Вот уже Семён покрикивает на жену (да он и сразу спуску не давал), а нынче совсем раздухарился.
— Сема, а картоху-то когда уберешь, а то спотыкаемся, — говорит ему Ксения.
— Чего ноешь прежде времени? — спрашивает он, и так на нее зыркнет темными глазищами — сразу замолчит.
Подхватит Ксения Маришку, дочку любимую, и уходит в дом.
Так-то Семён — хозяин, и распоряжается по-хозяйски. Но уж больно груб с женой. Особенно когда выпьет. По столу кулаком стучит, трёхлетнюю дочку пугает, жену строжит. А она, как цыпленок, сожмется вся, молчит, готова забиться куда-нибудь, чтобы переждать «бурю».
— Опять буянишь? — спрашивает его мать Наталья. — Уймись, хватит уже.
Она только что пришла к ним, а уж сразу видно, в каком настроении сын.
— Мать, все нормально, сам поругал, сам пожалел, — хвастается он. А на
Ксении лица нет, от его ругани бледная стоит.
— Иди, а то там сарай у тебя открыт, — говорит мать.
Семён, недовольный, что побеспокоили его, хоть и ворчит, но одевается и выходит.
— Ну скажите вы ему, — просит Ксения и показывает синяк на руке. — А вчера Людмила Звягина приходила, вроде как про колодец у Семы спрашивала, ну как вроде посоветоваться. Из дома вместе вышли… жду-жду, а его нет. Вышла позвать… а он у старой кухни в обнимку с ней…
Ксения заплакала.
— Вот же зараза эта Людка! — С досадой сказала Наталья. — Икшался же он с ней поначалу, да она ведь замуж выскочила. А нынче развелась… получается, снова Семёну житья не даёт.
— Налетает без причины на меня, — продолжала Ксения. Хоть бы вы ему сказали…
— Да уж сколь раз говорила, а чего толку, видно, весь в отца, я ведь сама намаялась… Ну я хоть побойчее была, ты уж совсем… послушная.
Наталья взяла внучку Маришку на колени, поцеловала ее и, тяжело вздохнув, сказала: — Уж больно покорная ты, Ксения. Вот всем хороша, но тихая слишком, лишнего слова не скажешь, видно, слаба характером-то.
— Ксенька, собирайся, к куму с кумой едем! — Заявил с порога Семён.
А время было осеннее, почти предзимье. В огородах все давно убрали, ночью морозец, днём тоже зябко, листья уже облетели и ветви беззащитно колыхаются от ветра.
— Ой, Сема, а как же Мариша? Наталья Степановна-то на работе нынче, с кем же дочку оставим?
— А ты чего раньше думала? На прошлой неделе тебе ещё говорил. — Рыкнул Семён.
Ксения хотела возразить, но испугалась его гнева и стала собираться. А ведь заикнулся он тогда, а решение так и не принял. А нынче сказал, как отрезал.

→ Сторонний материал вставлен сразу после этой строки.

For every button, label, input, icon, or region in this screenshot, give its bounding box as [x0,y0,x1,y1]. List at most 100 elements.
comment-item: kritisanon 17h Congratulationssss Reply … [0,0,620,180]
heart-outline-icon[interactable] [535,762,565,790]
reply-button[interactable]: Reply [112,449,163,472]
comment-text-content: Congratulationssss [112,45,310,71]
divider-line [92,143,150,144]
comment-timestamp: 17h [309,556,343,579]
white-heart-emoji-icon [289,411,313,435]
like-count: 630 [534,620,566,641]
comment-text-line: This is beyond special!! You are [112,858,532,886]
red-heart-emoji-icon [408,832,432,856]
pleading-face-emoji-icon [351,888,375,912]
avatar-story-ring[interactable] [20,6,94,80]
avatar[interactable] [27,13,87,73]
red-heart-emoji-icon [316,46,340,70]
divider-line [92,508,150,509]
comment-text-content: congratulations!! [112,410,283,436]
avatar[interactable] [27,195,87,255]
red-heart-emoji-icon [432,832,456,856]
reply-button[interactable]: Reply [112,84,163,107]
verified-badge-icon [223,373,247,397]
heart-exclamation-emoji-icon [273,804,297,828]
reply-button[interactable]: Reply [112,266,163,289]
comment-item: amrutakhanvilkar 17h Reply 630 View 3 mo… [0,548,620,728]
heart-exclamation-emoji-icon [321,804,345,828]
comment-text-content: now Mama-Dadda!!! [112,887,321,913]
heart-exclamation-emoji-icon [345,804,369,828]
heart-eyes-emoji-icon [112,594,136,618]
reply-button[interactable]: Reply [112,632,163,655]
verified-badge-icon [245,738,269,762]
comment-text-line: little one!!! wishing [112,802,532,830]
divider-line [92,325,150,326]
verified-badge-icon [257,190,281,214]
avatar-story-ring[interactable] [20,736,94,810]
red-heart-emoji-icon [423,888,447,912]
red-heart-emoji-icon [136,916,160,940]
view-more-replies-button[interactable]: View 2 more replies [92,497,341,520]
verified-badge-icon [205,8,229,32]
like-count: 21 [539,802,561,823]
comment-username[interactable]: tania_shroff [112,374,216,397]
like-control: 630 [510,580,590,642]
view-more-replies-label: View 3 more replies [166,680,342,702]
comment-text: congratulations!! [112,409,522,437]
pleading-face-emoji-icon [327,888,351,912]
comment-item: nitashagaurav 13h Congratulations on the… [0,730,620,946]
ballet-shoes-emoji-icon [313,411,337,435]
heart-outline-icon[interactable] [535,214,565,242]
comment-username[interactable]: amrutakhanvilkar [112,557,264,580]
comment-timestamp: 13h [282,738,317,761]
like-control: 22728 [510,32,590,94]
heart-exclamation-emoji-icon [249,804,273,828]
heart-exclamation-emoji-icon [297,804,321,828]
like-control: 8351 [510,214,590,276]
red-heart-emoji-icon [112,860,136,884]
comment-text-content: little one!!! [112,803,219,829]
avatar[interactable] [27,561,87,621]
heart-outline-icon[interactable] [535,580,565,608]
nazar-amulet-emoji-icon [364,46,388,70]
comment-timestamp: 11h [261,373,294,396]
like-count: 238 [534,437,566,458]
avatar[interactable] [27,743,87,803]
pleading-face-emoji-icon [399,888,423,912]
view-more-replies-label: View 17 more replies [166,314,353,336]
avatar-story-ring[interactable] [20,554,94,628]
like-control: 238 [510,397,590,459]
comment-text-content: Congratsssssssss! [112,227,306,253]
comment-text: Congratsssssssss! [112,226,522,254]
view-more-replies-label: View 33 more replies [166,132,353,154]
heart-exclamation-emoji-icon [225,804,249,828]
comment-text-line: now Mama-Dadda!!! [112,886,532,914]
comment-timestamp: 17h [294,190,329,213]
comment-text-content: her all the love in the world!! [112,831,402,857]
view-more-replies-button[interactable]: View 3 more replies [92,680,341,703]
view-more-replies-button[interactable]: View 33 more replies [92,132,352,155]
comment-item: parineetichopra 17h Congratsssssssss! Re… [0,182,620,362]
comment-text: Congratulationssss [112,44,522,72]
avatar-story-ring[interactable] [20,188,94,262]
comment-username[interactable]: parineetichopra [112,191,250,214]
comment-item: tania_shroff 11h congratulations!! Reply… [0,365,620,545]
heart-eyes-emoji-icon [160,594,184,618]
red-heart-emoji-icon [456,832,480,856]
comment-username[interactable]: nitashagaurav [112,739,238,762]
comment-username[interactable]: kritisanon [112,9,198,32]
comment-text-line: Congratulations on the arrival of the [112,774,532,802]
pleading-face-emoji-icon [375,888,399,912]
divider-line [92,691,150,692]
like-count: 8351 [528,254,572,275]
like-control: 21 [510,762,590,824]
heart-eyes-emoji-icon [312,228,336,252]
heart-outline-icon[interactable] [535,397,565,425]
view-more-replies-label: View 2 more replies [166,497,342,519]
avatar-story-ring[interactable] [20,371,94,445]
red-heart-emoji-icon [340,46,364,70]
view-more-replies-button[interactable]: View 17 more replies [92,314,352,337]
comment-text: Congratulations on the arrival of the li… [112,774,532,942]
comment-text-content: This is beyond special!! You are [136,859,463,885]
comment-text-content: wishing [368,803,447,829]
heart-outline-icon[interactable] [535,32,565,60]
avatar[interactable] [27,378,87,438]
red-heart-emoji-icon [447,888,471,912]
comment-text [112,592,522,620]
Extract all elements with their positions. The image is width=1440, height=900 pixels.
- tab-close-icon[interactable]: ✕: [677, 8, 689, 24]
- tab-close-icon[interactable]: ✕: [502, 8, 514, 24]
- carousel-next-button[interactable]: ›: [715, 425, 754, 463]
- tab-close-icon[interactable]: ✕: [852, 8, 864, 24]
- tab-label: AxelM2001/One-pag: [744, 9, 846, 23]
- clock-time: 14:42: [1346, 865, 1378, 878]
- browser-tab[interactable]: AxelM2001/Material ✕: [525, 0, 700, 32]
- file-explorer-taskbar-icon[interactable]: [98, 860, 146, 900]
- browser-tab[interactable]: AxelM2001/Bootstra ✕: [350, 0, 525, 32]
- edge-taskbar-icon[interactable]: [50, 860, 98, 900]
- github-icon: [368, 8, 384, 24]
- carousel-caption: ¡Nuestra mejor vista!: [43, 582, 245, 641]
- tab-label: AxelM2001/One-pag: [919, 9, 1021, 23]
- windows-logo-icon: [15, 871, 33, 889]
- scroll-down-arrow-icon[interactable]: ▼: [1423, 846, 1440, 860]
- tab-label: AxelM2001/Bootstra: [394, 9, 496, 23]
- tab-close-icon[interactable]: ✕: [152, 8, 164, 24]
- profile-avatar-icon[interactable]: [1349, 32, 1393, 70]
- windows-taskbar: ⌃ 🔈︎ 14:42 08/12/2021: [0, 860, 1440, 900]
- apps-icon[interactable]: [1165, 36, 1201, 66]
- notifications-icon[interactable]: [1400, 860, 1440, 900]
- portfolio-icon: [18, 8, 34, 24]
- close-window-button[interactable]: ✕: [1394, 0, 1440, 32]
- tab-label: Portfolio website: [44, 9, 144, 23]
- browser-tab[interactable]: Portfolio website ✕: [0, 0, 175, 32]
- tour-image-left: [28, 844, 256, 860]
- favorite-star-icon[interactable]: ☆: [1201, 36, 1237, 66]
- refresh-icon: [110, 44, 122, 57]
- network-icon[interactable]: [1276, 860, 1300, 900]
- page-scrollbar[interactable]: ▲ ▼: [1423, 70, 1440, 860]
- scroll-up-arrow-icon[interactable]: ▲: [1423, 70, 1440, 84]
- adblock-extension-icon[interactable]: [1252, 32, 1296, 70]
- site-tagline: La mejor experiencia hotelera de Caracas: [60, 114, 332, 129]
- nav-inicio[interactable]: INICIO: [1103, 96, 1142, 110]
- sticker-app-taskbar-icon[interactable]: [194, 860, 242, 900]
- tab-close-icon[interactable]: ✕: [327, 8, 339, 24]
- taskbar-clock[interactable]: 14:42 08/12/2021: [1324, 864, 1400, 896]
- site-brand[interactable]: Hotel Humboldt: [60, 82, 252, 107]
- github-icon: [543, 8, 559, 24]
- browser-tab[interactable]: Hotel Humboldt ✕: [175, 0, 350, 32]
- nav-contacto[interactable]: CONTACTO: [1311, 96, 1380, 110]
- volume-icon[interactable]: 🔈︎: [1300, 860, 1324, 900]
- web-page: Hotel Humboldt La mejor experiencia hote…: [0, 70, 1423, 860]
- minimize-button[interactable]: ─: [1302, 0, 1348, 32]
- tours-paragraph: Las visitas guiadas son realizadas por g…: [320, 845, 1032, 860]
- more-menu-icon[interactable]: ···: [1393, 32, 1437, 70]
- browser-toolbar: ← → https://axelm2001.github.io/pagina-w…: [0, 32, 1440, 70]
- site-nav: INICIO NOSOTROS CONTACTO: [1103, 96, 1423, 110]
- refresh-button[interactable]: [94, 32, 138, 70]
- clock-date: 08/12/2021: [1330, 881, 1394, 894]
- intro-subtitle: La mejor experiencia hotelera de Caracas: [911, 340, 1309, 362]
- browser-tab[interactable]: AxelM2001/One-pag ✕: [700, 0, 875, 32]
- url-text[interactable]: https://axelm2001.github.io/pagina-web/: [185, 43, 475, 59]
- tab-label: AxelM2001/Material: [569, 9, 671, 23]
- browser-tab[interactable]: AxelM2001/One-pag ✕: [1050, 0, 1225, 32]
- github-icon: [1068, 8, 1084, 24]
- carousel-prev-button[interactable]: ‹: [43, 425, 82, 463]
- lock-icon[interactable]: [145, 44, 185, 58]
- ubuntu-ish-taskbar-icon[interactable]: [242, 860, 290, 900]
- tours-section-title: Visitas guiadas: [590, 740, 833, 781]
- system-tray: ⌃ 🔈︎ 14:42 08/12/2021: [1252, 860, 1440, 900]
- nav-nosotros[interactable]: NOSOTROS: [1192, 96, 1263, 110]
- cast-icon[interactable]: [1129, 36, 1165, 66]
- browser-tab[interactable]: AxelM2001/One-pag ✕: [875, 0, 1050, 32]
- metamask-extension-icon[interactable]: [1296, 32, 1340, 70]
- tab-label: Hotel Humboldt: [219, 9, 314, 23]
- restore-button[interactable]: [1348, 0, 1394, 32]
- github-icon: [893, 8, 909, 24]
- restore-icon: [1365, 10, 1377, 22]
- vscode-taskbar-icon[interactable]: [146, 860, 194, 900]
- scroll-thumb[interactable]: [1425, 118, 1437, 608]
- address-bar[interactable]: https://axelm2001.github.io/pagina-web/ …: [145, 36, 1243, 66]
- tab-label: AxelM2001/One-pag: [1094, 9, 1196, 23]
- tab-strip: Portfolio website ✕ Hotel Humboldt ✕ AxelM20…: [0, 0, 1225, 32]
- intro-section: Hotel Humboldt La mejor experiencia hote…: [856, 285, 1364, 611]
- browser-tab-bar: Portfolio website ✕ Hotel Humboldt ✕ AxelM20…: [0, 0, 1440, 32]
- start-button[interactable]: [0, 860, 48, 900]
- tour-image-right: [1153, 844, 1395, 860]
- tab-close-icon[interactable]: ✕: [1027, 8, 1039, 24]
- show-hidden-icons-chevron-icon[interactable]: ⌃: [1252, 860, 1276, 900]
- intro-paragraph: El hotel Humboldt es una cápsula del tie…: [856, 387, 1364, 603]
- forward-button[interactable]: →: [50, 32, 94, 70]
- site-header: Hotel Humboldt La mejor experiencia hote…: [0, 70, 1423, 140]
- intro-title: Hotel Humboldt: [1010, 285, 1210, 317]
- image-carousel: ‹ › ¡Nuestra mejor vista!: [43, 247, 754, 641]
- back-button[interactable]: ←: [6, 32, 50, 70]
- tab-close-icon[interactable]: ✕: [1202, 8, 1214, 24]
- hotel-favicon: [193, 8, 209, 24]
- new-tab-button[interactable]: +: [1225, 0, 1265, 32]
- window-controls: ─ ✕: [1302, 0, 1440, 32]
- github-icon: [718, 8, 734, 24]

Ксения первым делом побежала к соседке тете Мане.
— Выручите, тетя Маня, вот сейчас утречком уезжаем в Колязино, а дочку не с кем оставить. До вечера можно?
Тетя Маня, добрая душа, всегда сочувствовала молодой соседке, и они с дедом Иваном частенько баловали Маришу то печеньем, то конфетами.
— Приводи дитё, посидим, чего нам делать-то.
— Вот ведь ты, Ксенька, пройдоха, спихнула Маринку соседям, — ворчал Семён, — можно было и с собой взять.
— Да маленькая она ещё, зачем по холоду возить, — оправдывалась жена.
В Колязино решили поехать, чтобы поздравить кума Сергея с днём рождения. Серёга — давний товарищ Семена. Ну и посидеть, конечно, по маленькой намахнуть, похвалиться, кто и как живёт.
Автобус уже скоро отойдет, а Семён деньги забыл. Хлопнул себя по карманам с досады, беги, говорит, жене в дом, там, в комоде, деньги.
— Так есть у меня с собой, — отвечает она, хватит поди.
— А если не хватит? Возьми, говорю, тебе!
Ксения торопливо идёт в дом, всё пересмотрела в первом столике, ничего не нашла. Торопится, переживает… догадалась старую куртку мужнину посмотреть, вот там и нашла получку, видно, ещё не успел в комод убрать.